As he said this, Mac turned on the receiver, and it instantly began to play with good volume and surprisingly good clarity.

"Well now! The patient is responding to treatment!" he said with a pleased grin as he tuned in several different stations. "Naturally I'll re-align all the tuned circuits and spray a new protective coating over the printed circuit. We'll keep the radio playing for a week or so and see if anything else shows up. If not, I'll send it back with a warning to the owner not to be surprised if trouble does pop up later. I hate to be so pessimistic, but I'm afraid it's next to impossible to get all the salt out of the thing; and a minute amount of that stuff will draw dampness and form a corrosive, short-circuiting solution that can put the set out of commission several weeks from now."

"What's' the idea back of using carbon tet?"

"Did you ever see a mechanic start a drowned-out car by squirting carbon tet from a fire extinguisher onto the plugs and inside the wet distributor? Carbon tetrachloride is very volatile and evaporates quickly. Apparently it has the ability to combine with water and take the water along with it as it evaporates. That gets rid of the moisture, but the only joker is that it still leaves the traces of salt.
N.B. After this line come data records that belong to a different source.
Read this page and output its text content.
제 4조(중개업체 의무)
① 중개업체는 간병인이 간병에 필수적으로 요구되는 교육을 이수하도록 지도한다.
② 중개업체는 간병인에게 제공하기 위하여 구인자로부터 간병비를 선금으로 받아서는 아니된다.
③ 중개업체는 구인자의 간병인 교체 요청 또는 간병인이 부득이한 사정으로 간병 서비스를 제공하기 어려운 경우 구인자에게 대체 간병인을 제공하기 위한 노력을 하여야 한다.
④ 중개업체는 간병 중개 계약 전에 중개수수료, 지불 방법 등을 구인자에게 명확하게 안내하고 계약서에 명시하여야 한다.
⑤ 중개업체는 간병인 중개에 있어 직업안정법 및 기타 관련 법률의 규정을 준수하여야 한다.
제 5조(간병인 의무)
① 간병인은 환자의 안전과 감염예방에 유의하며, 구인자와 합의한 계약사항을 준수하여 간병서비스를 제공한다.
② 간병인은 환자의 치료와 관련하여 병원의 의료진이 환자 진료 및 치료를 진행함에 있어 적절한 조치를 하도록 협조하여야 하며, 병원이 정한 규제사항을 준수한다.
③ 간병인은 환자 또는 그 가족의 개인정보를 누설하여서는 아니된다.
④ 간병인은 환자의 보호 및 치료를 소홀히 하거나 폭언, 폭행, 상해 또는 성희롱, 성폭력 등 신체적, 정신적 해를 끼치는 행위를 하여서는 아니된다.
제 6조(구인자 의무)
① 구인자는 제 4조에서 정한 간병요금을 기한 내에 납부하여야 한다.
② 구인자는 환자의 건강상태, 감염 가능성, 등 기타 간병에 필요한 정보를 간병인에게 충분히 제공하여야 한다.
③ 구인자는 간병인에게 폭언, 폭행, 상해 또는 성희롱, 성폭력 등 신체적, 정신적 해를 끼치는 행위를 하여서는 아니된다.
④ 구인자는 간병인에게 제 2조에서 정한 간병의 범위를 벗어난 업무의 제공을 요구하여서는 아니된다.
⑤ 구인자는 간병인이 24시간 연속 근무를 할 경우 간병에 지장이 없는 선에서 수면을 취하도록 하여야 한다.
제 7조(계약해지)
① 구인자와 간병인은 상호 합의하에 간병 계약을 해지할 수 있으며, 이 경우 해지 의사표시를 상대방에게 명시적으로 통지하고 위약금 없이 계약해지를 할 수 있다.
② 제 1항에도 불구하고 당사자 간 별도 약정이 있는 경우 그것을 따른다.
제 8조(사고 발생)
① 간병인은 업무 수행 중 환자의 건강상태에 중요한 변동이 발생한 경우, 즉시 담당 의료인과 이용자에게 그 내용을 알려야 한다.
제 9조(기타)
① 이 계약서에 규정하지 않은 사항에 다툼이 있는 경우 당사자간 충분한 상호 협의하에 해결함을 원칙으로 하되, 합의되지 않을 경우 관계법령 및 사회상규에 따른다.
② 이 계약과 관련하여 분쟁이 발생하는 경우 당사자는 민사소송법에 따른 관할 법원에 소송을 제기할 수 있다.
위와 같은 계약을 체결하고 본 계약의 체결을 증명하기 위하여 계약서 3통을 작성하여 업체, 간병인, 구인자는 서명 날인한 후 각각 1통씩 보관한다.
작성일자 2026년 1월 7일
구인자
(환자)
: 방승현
I'm hoping that spraying the whole circuit with Krylon will seal up these little particles of salt so that they can't attract moisture and renew their corrosive action at a later date."

"You know something?" Barney asked. "I'm darned glad I'm a fresh-water service technician instead of a salt-water type. I'd never be able to sleep at night thinking about that slimy salt gnawing away quietly at my service jobs; and trying to decide when to try and repair a set that had been dropped into the drink and when to advise throwing it away. On the one hand, I wouldn't want to encourage the customer to waste his money on a set that probably never could be restored to its original condition; but on the other hand, it would gripe my soul to have some other technician do a successful repair on a receiver I said should be junked!"

"Yeah," Mac said sympathetically; "the horns of that dilemma could be called Ethics and Pride, and they could really gore you."

"Anyhow, it is a consoling thought that we aren't entirely alone in this predicament - I imagine most people in business get in that bind every once in a while."